There is then the matter of technological advance. It's generally understood that Pixar's shorts, not unlike Disney's Silly Symphonies back in the 1930s, are laboratories for working out new techniques; hence we have the combination of traditional and computer animation in a single frame, and I don't imagine this is the last we'll see of this gimmick, either. But Day & Night also serves, like Partly Cloudy in 2009, as a way of working out the use of 3-D, that fancy-ass over-priced new toy that Hollywood is humping so eagerly (I wonder what to make of it that both shorts use 3-D more interestingly than their accompanying features, Up and Toy Story 3, did; probably only that Pixar directors, rightfully, don't like being told that commercial concerns are going to dictate their storytelling choices). I'm more than happy to argue that Day & Night is the present masterpiece of 3-D cinema; Coraline uses 3-D in some amazing ways, no doubt, and for all their gimcrackery, Avatar and TRON: Legacy certainly understand the way to wring jaw-dropping spectacle out of the technology. But none of those have done such a fine job as Day & Night at using 3-D to deepen the meaning of the film, please forgive the inadvertent pun. Day & Night in 2-D is an excellent piece; Day & Night in 3-D is rapturous, building a world like nothing else I've ever seen. Day and Night are flat; the lines describing their limbs and their eyes are all on the same plane; the world within them stretches deep back, as far as the eye can see. The idea that they are the window on a different reality than the one in which they exist is much more pronounced in this way; particularly since they are "above" the black void, but the world inside them stretches much past the wall of the void. The black space is just the are in which the animation occurs in 2-D; in 3-D it is a limiting universe in which Day and Night themselves are the only things that exist, and by their very existence prove something much greater in scope than the nothingness where they reside. Visually, it implies a whole new theme: the inner life is bigger than the world containing it.

It's another facet of the idea of duality explored so fully in Day & Night's jam-packed six minutes: of course the main one is the big dualism, the difference between I and You, the Same and the Other. That idea is given a great pride of place: the only words in any human language spoken in the film come, right at the climax, in the form of a speech given by Dr. Wayne W. Dyer which states essentially that the self will always tend to reject what is different on the grounds that it is easier to remain insulated and ignorant than to do the work to understand the unfamiliar. It's a platitude; Dyer is a platitudinous thinker, but in his writing he presents a fairly straightforward practical philosophy that would, at the least, make the world better if more people followed it (disclosure: I once was made to attend a lecture Dr.
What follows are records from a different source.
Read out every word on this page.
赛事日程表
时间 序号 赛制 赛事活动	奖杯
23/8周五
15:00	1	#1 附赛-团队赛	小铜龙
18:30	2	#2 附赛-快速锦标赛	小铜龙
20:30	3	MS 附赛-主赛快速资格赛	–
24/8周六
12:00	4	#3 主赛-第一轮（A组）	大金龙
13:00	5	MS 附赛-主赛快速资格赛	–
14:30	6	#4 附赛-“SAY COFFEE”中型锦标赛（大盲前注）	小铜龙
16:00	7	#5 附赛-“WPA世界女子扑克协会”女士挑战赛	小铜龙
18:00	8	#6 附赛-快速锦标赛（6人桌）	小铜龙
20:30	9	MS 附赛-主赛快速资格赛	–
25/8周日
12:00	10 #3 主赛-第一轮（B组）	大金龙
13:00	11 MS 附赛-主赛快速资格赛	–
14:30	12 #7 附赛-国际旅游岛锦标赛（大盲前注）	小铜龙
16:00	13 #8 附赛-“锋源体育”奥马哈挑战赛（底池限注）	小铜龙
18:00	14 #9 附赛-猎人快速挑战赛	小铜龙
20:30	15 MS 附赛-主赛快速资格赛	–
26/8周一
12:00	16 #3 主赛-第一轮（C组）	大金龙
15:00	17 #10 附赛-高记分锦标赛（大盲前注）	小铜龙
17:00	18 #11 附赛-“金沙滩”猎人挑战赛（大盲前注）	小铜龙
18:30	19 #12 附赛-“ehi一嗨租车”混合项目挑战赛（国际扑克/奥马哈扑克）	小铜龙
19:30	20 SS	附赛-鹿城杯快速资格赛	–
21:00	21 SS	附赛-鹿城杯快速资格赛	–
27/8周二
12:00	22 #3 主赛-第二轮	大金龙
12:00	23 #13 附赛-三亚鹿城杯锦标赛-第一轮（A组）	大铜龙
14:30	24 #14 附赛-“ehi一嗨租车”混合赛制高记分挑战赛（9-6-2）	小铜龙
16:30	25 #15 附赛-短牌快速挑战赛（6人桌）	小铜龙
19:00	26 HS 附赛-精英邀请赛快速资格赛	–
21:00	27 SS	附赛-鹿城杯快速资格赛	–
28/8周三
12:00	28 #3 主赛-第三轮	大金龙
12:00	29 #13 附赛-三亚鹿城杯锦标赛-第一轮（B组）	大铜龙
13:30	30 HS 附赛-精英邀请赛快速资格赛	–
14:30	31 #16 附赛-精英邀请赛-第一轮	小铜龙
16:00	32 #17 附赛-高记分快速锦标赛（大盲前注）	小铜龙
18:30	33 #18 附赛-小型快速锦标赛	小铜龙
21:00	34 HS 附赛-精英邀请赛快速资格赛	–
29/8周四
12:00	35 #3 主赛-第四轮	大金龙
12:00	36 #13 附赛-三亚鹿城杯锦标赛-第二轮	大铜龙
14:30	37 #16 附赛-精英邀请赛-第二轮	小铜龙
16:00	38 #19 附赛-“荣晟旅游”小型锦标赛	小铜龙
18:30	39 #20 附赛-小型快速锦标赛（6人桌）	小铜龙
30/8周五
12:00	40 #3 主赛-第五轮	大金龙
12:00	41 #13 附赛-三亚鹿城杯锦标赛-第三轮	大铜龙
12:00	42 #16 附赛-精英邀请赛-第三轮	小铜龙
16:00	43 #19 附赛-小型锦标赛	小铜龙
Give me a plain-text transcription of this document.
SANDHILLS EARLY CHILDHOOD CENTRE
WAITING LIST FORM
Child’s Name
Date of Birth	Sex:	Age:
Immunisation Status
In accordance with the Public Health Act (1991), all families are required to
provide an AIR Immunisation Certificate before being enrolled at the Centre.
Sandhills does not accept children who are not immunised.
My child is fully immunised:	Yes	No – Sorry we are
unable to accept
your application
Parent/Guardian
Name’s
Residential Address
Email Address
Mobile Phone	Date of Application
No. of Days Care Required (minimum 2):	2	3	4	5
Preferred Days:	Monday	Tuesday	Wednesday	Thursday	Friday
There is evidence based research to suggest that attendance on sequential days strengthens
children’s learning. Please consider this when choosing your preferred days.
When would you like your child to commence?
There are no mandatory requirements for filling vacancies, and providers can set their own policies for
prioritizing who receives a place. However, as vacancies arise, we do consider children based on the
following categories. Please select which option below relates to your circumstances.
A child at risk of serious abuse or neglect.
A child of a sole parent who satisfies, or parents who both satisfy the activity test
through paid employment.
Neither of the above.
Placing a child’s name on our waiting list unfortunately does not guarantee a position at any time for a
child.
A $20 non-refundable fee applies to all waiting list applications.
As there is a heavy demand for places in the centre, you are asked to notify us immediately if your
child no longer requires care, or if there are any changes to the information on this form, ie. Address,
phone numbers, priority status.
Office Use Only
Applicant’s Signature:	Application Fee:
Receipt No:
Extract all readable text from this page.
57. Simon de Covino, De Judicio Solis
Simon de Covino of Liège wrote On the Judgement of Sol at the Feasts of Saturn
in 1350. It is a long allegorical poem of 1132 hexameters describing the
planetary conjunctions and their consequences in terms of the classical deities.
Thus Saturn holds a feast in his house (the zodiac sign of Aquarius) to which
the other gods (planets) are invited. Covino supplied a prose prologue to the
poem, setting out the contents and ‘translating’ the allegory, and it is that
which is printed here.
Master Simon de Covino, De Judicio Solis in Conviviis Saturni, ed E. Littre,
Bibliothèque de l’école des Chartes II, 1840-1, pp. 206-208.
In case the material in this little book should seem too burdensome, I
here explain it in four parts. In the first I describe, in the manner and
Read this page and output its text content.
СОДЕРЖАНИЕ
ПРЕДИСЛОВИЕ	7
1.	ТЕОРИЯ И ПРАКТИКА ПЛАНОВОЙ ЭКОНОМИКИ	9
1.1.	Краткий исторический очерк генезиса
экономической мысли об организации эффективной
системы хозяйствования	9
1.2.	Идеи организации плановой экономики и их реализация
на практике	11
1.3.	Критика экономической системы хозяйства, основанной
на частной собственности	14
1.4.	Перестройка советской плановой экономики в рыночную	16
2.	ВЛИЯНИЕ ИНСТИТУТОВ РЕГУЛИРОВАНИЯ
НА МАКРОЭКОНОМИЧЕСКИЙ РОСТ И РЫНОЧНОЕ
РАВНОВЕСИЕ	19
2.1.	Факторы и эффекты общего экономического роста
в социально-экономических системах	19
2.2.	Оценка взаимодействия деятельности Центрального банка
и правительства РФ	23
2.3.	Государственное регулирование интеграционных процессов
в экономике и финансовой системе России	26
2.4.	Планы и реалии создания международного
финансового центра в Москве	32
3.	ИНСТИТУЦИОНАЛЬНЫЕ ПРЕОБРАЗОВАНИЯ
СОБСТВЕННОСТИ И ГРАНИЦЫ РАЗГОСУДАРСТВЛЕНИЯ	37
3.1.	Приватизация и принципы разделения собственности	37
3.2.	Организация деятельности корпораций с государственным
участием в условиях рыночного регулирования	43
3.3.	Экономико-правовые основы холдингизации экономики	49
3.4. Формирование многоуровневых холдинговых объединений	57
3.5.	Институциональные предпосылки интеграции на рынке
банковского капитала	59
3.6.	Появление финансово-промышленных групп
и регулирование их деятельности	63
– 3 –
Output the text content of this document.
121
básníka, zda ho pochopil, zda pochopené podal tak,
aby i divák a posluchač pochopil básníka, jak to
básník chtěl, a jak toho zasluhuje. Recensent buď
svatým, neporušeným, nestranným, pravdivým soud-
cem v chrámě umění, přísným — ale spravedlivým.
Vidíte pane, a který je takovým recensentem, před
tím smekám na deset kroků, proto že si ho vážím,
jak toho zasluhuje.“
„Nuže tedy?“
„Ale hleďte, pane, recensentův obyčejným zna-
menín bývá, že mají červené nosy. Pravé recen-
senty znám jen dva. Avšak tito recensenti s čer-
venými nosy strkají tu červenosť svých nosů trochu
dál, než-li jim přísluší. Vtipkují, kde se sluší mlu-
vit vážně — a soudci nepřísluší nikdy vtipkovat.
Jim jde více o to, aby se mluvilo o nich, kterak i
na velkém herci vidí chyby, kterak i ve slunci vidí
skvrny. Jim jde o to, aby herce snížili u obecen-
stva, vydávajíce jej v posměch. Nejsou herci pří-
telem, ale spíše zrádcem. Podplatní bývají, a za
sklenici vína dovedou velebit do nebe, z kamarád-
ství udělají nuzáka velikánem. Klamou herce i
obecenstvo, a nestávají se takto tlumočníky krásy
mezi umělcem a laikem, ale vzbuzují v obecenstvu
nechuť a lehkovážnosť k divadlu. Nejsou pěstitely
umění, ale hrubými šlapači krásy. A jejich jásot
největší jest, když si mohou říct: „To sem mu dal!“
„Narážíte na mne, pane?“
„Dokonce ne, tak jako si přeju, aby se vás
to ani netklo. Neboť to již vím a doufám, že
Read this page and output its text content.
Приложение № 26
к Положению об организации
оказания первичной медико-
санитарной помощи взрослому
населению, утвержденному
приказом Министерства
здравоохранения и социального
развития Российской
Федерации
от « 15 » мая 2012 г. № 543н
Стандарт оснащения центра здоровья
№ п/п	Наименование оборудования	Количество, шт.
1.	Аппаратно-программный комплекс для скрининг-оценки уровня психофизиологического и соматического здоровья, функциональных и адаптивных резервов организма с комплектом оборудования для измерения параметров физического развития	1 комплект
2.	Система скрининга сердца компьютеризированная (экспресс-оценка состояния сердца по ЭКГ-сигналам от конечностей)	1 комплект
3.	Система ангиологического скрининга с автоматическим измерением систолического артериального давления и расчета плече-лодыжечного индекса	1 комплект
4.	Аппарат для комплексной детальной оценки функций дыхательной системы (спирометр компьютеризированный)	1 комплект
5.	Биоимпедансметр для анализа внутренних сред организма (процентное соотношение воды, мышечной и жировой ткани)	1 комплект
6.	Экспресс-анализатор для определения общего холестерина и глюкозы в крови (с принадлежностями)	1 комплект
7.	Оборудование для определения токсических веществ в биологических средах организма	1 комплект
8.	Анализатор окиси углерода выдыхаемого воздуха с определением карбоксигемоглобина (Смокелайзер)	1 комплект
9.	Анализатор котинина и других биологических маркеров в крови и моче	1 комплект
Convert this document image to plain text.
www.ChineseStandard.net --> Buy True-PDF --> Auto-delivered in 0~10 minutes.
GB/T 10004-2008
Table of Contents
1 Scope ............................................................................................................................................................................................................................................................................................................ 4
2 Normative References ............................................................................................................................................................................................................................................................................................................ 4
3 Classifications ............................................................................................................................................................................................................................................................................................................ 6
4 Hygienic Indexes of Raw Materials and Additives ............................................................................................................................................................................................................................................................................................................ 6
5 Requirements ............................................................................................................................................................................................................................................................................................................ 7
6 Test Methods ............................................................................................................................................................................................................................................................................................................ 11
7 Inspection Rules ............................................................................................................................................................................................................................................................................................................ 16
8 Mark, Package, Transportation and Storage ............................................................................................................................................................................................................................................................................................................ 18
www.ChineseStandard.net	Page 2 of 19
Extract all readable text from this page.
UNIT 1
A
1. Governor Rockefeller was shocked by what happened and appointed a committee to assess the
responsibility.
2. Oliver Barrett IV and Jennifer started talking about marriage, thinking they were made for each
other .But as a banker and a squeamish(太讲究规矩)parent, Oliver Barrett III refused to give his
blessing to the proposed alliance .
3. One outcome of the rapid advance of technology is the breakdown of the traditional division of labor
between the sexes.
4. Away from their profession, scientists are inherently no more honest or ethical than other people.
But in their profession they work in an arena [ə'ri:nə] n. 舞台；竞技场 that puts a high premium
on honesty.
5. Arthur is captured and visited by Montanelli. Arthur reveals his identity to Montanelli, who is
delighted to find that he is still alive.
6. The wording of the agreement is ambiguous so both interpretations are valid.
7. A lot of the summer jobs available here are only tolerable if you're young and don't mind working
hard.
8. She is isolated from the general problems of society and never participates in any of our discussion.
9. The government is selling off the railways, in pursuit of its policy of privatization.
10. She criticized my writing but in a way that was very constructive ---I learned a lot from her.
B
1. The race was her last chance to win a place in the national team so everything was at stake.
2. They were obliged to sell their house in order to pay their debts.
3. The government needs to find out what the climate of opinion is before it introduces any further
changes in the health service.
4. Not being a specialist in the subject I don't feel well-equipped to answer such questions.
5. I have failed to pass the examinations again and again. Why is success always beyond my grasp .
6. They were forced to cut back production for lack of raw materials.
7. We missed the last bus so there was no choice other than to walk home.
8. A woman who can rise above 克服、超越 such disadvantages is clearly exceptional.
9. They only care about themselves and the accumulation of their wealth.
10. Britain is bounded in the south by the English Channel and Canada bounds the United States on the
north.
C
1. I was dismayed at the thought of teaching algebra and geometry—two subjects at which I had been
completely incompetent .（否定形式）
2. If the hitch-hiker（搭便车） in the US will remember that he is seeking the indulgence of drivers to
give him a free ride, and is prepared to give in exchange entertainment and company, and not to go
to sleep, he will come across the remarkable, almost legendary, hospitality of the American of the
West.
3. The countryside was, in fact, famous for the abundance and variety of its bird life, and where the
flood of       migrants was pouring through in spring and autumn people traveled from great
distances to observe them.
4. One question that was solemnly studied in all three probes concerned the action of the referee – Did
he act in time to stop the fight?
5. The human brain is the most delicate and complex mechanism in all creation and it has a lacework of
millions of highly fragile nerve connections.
Dyer gave, and found him to be an incredibly pleasant, if only somewhat charismatic speaker; what he said struck me rather deeply, though it takes a lot of filtering the New Age fluffiness out of what he says). And if Day & Night ultimately adds up to nothing more than, "Don't immediately dislike people who are not like you", that's by no means a disagreeable message, or a valueless one - and anyway, the film certainly does add up to more than that, even just on a script level: there's also a significant message about one's knowledge of self as a direct function of knowing others that's implicit in the twist ending. At any rate, however trite the "Don't judge others" moral might sound, and however unoriginal it no doubt is, it's unfortunately also a moral that remains absolutely fresh after thousands of years, and projects like Day & Night will continue to matter as long as human beings are human beings.

Oh, and it's funny. I didn't mention that, did I? I should have, because it's super-funny. Lot of comic sound effects and all. Funny.